I was struck by two things as this story unfolded before me.

One, I totally did not expect such behavior from this person. I kept thinking about how a Rav might respond to similar circumstances. For some reason, I just couldn't picture the same responses and behaviors. It brought to mind a lesson once learned that you can dress to look like something or someone, but that is just the outside appearance. The inside is what really counts. As Jews, we hold ourselves to different standards, and while we dress differently, that means nothing unless we ACT differently as well.

Two, I realized that I was judging this person. Maybe it was his first time flying, or maybe he was just a really nervous flyer?
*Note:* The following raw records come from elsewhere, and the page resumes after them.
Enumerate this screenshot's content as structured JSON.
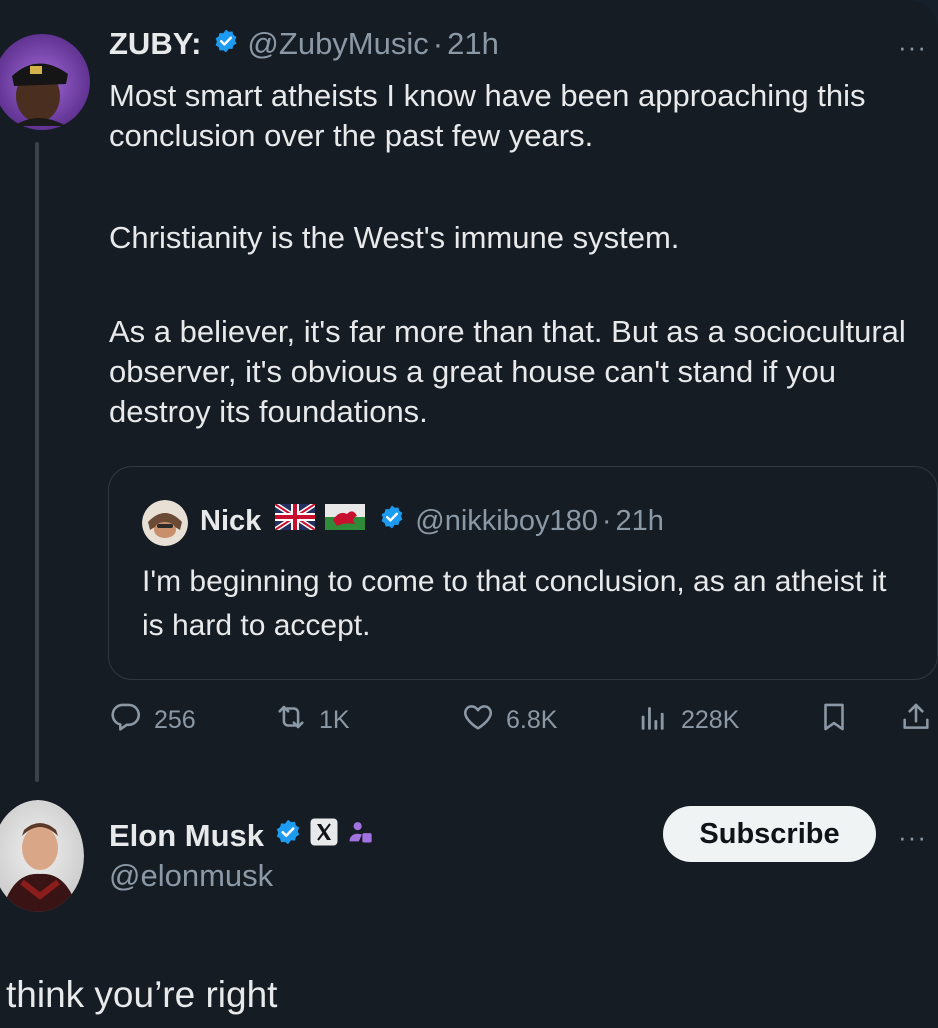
{
  "main_tweet": {
    "display_name": "ZUBY:",
    "handle": "@ZubyMusic",
    "separator": "·",
    "time": "21h",
    "paragraphs": [
      "Most smart atheists I know have been approaching this conclusion over the past few years.",
      "Christianity is the West's immune system.",
      "As a believer, it's far more than that. But as a sociocultural observer, it's obvious a great house can't stand if you destroy its foundations."
    ]
  },
  "quoted_tweet": {
    "display_name": "Nick",
    "handle": "@nikkiboy180",
    "separator": "·",
    "time": "21h",
    "text": "I'm beginning to come to that conclusion, as an atheist it is hard to accept."
  },
  "actions": {
    "replies": "256",
    "reposts": "1K",
    "likes": "6.8K",
    "views": "228K"
  },
  "reply_author": {
    "display_name": "Elon Musk",
    "handle": "@elonmusk",
    "subscribe_label": "Subscribe"
  },
  "reply_text": "think you’re right",
  "more_label": "···",
  "colors": {
    "background": "#161c24",
    "verified": "#1d9bf0",
    "text": "#e7e9ea",
    "muted": "#8b98a5"
  },
  "icons": [
    "reply-icon",
    "repost-icon",
    "like-icon",
    "views-icon",
    "bookmark-icon",
    "share-icon",
    "verified-icon",
    "x-affiliate-icon",
    "parody-badge-icon",
    "uk-flag-icon",
    "wales-flag-icon"
  ]
}
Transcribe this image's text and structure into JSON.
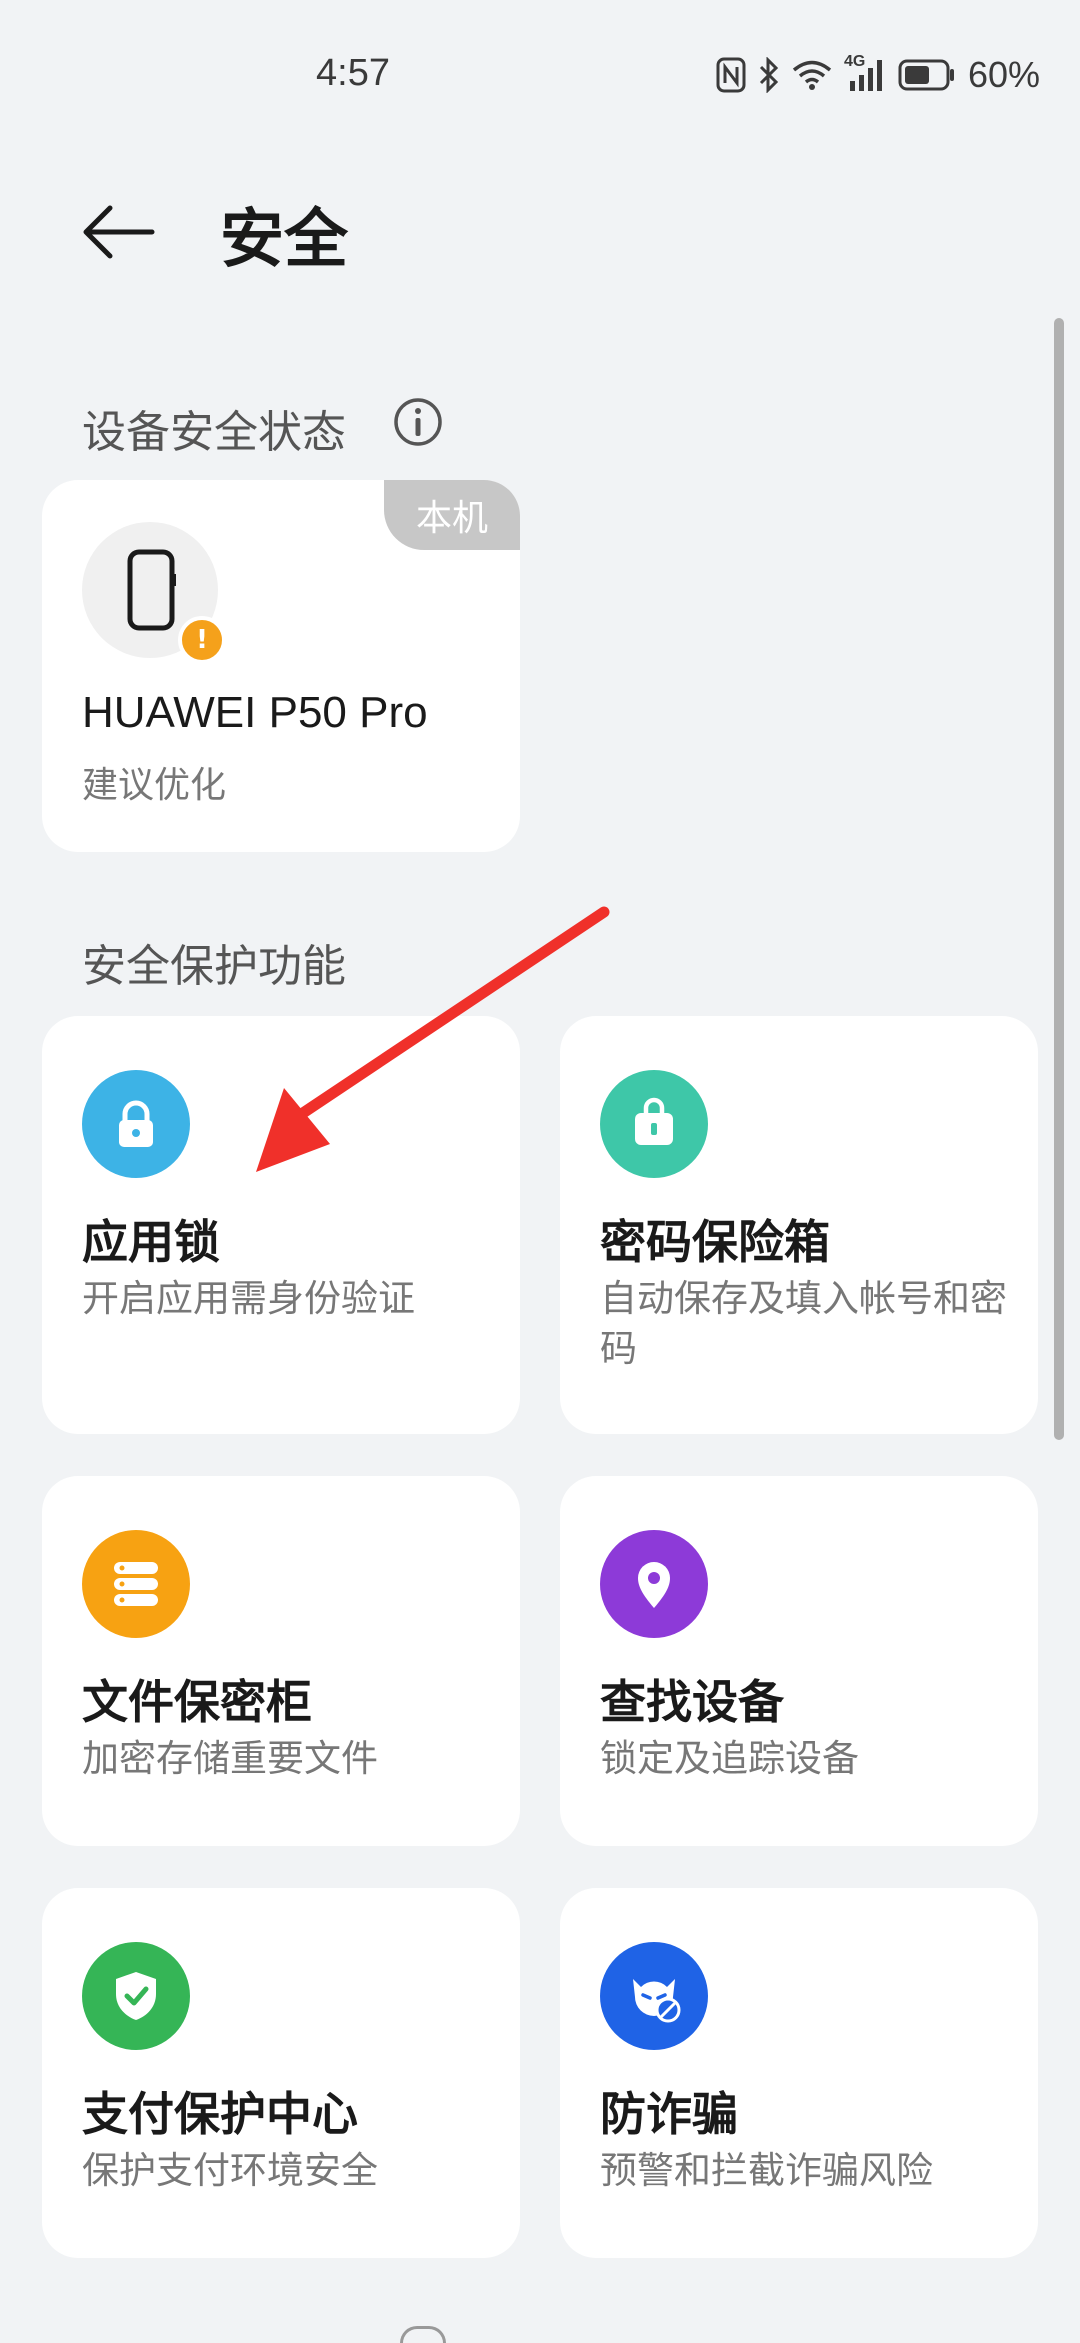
{
  "status_bar": {
    "time": "4:57",
    "battery": "60%",
    "network": "4G"
  },
  "header": {
    "title": "安全"
  },
  "device_section": {
    "title": "设备安全状态",
    "card": {
      "badge": "本机",
      "name": "HUAWEI P50 Pro",
      "status": "建议优化"
    }
  },
  "features_section": {
    "title": "安全保护功能",
    "items": [
      {
        "title": "应用锁",
        "desc": "开启应用需身份验证",
        "icon": "lock-icon",
        "color": "#3db3e6"
      },
      {
        "title": "密码保险箱",
        "desc": "自动保存及填入帐号和密码",
        "icon": "safe-icon",
        "color": "#3ec7a8"
      },
      {
        "title": "文件保密柜",
        "desc": "加密存储重要文件",
        "icon": "file-cabinet-icon",
        "color": "#f7a212"
      },
      {
        "title": "查找设备",
        "desc": "锁定及追踪设备",
        "icon": "location-pin-icon",
        "color": "#8d3ad8"
      },
      {
        "title": "支付保护中心",
        "desc": "保护支付环境安全",
        "icon": "shield-check-icon",
        "color": "#35b556"
      },
      {
        "title": "防诈骗",
        "desc": "预警和拦截诈骗风险",
        "icon": "anti-fraud-icon",
        "color": "#1f63e6"
      }
    ]
  },
  "colors": {
    "background": "#f1f3f5",
    "card": "#ffffff",
    "annotation_arrow": "#f0302a"
  }
}
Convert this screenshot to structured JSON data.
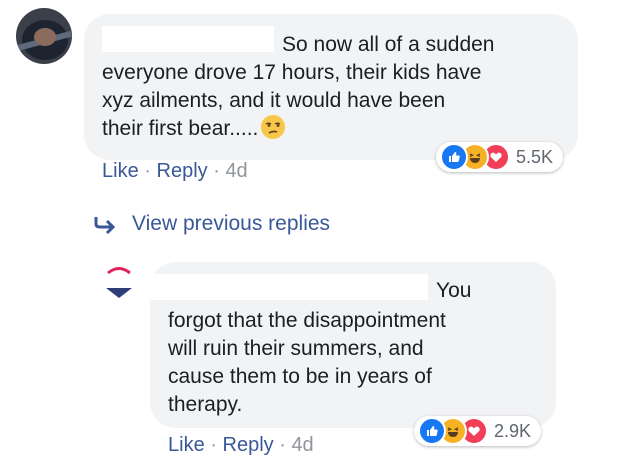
{
  "comment": {
    "text_lines": [
      "So now all of a sudden",
      "everyone drove 17 hours, their kids have",
      "xyz ailments, and it would have been",
      "their first bear....."
    ],
    "emoji": "unamused-face-icon",
    "reaction_count": "5.5K",
    "actions": {
      "like": "Like",
      "sep1": "·",
      "reply": "Reply",
      "sep2": "·",
      "time": "4d"
    }
  },
  "view_previous_replies": "View previous replies",
  "reply": {
    "text_lines": [
      "You",
      "forgot that the disappointment",
      "will ruin their summers, and",
      "cause them to be in years of",
      "therapy."
    ],
    "reaction_count": "2.9K",
    "actions": {
      "like": "Like",
      "sep1": "·",
      "reply": "Reply",
      "sep2": "·",
      "time": "4d"
    }
  },
  "colors": {
    "bubble": "#f2f3f5",
    "link": "#385898",
    "meta": "#90949c",
    "like": "#1877f2",
    "haha": "#f7b125",
    "love": "#f33e58"
  }
}
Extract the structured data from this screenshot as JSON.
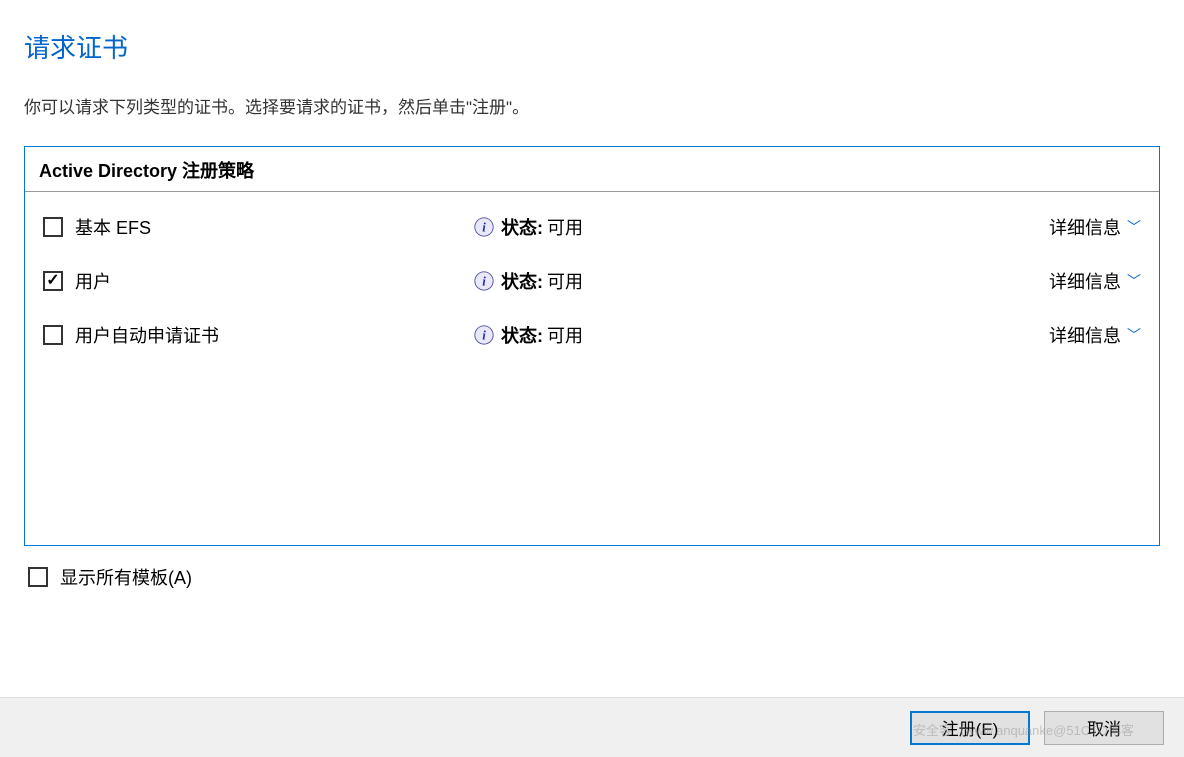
{
  "header": {
    "title": "请求证书",
    "description": "你可以请求下列类型的证书。选择要请求的证书，然后单击\"注册\"。"
  },
  "policy": {
    "header": "Active Directory 注册策略",
    "certs": [
      {
        "name": "基本 EFS",
        "checked": false,
        "status_label": "状态:",
        "status_value": "可用",
        "details": "详细信息"
      },
      {
        "name": "用户",
        "checked": true,
        "status_label": "状态:",
        "status_value": "可用",
        "details": "详细信息"
      },
      {
        "name": "用户自动申请证书",
        "checked": false,
        "status_label": "状态:",
        "status_value": "可用",
        "details": "详细信息"
      }
    ]
  },
  "show_all_label": "显示所有模板(A)",
  "buttons": {
    "enroll": "注册(E)",
    "cancel": "取消"
  },
  "watermark": "安全客（www.anquanke@51CTO博客"
}
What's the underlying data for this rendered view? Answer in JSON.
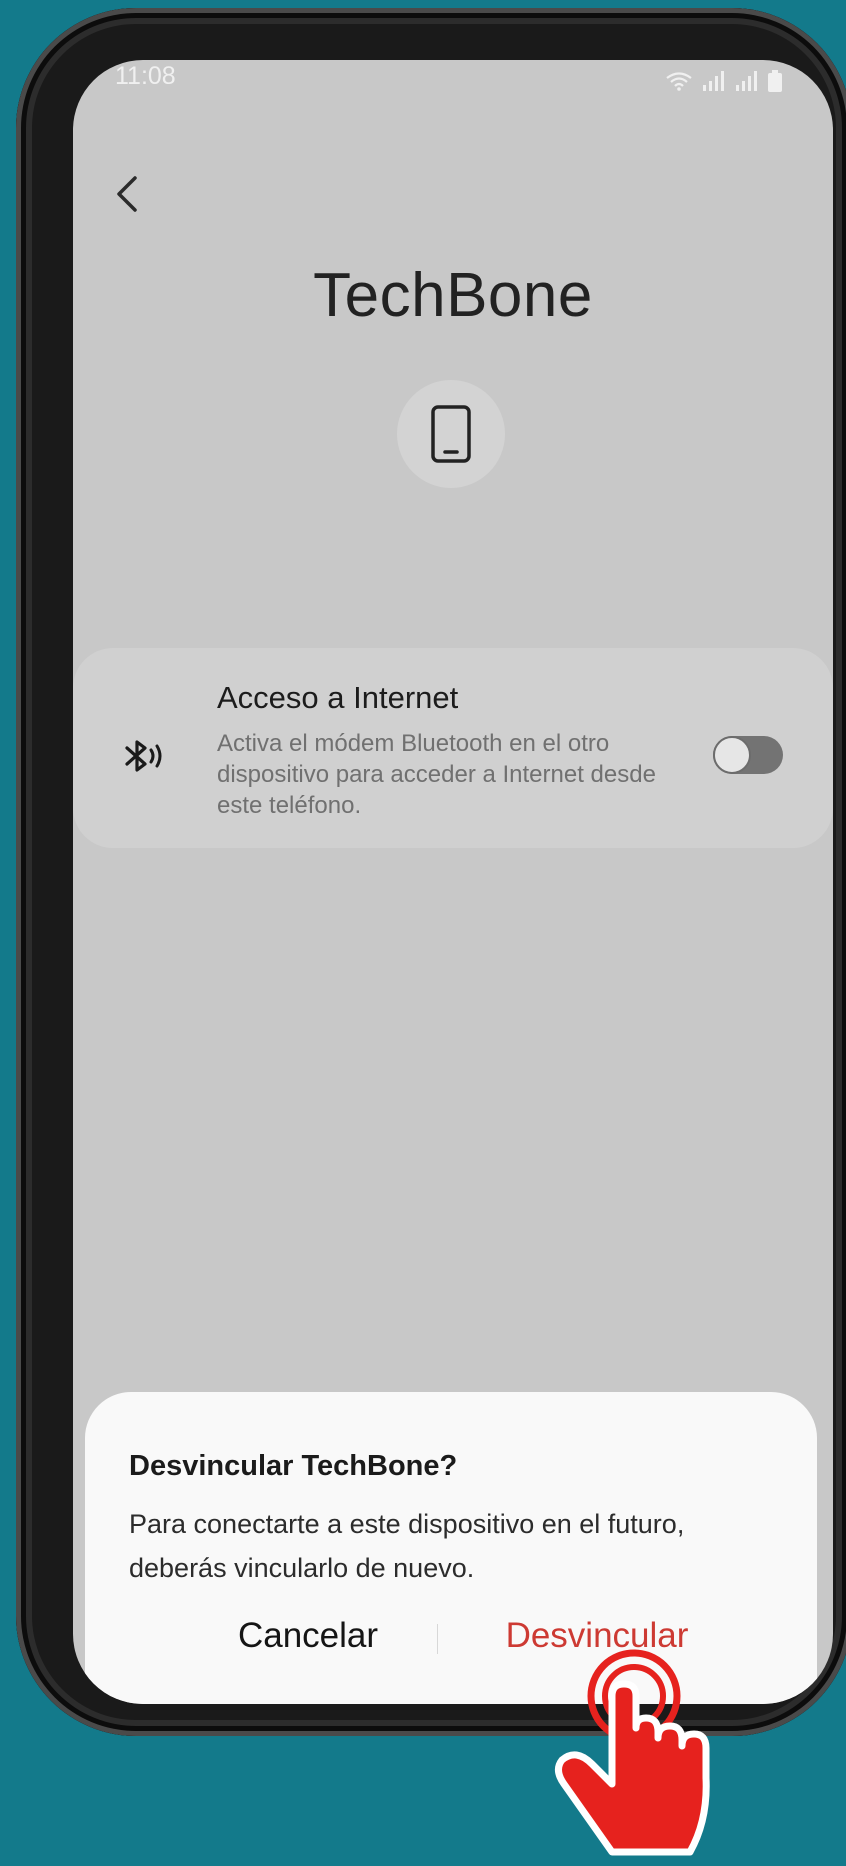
{
  "status_bar": {
    "time": "11:08"
  },
  "header": {
    "back_icon": "chevron-left-icon",
    "title": "TechBone",
    "device_icon": "smartphone-icon"
  },
  "internet_access": {
    "icon": "bluetooth-tethering-icon",
    "title": "Acceso a Internet",
    "description": "Activa el módem Bluetooth en el otro dispositivo para acceder a Internet desde este teléfono.",
    "toggle_on": false
  },
  "dialog": {
    "title": "Desvincular TechBone?",
    "message": "Para conectarte a este dispositivo en el futuro, deberás vincularlo de nuevo.",
    "cancel_label": "Cancelar",
    "unpair_label": "Desvincular"
  },
  "colors": {
    "background": "#137a8b",
    "screen": "#c8c8c8",
    "destructive": "#cd3a33",
    "pointer": "#e6221e"
  }
}
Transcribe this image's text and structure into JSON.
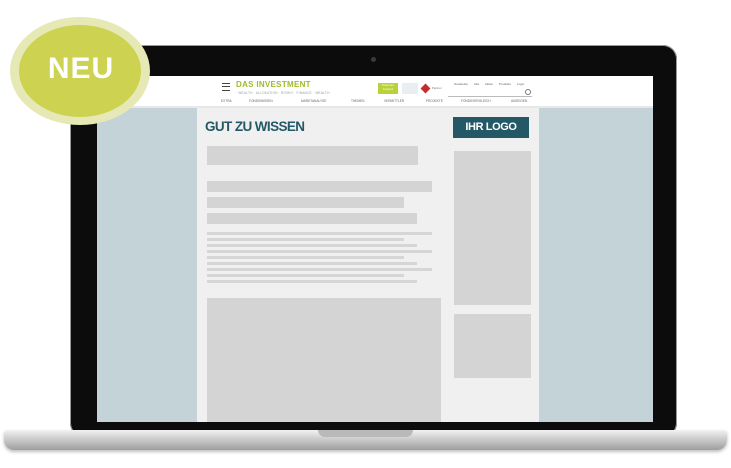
{
  "badge": {
    "label": "NEU"
  },
  "site": {
    "brand": "DAS INVESTMENT",
    "tagline": "· WEALTH · ALLOKATION · RISIKO · FINANCE · WEALTH",
    "promo": "Premium Content",
    "partner": "Partner",
    "top_links": [
      "Newsletter",
      "Abo",
      "Aktien",
      "Produkte",
      "Login"
    ],
    "nav": [
      "EXTRA",
      "FONDSWISSEN",
      "MARKTANALYSE",
      "THEMEN",
      "VERMITTLER",
      "PROJEKTE",
      "FONDSVERGLEICH",
      "ANZEIGEN"
    ]
  },
  "content": {
    "section_title": "GUT ZU WISSEN",
    "logo_placeholder": "IHR LOGO"
  },
  "colors": {
    "badge_fill": "#cdd250",
    "brand_green": "#9dbb2c",
    "brand_teal": "#245866",
    "screen_bg": "#c3d3d7"
  }
}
Maybe he had a bad day? Maybe there were other challenges he was dealing with at the time? But WHY was I judging him? Obviously, it was because of the way he was dressed. Plenty of other people on the plane had similar reactions to this man (especially so when we were informed of the hour delay), but those reactions didn't bother me at all. Yet, because this man was dressed a certain way, I expected a certain behavior from him. Is that wrong? I don't know. Maybe.

But more importantly, it made me realize that because of the way I dress -- wearing a yarmulka wherever I go -- causes other people to look at me and expect a certain kind of behavior as well. Like it or not, I'm sure I'm judged differently by others. Even if it isn't a conscious thing, but it happens. And not necessarily for bad things either (I know that in business for example, anytime a coworker or associate uses foul language, they will always turn to me and apologize). Knowing this makes me realize that I have to act differently as well -- both on the outside, and also on the inside.

Wherever I am, my blog turns towards Eretz Yisrael


MoChassid said...

maybe the guy was just a punk-head freak.

Skeptodox said...

Perhaps he was an actor in costume? A sociologist interested in seeing how cursing monks are treated?

Jack's Shack said...

Friar Tuck was notorious for cursing.

Soccer Dad said...

Maybe he was regretful of his actions and that's why he hid his head in his blanket.

Anonymous said...

I can totally see a rabbi complaining, making comments, even moderately swearing. A rabbi is no more holy than any other Jew. And rabbis tend to either know how to make clever comments or to curse in Yiddish. Rabbis dress no differently from other Jews.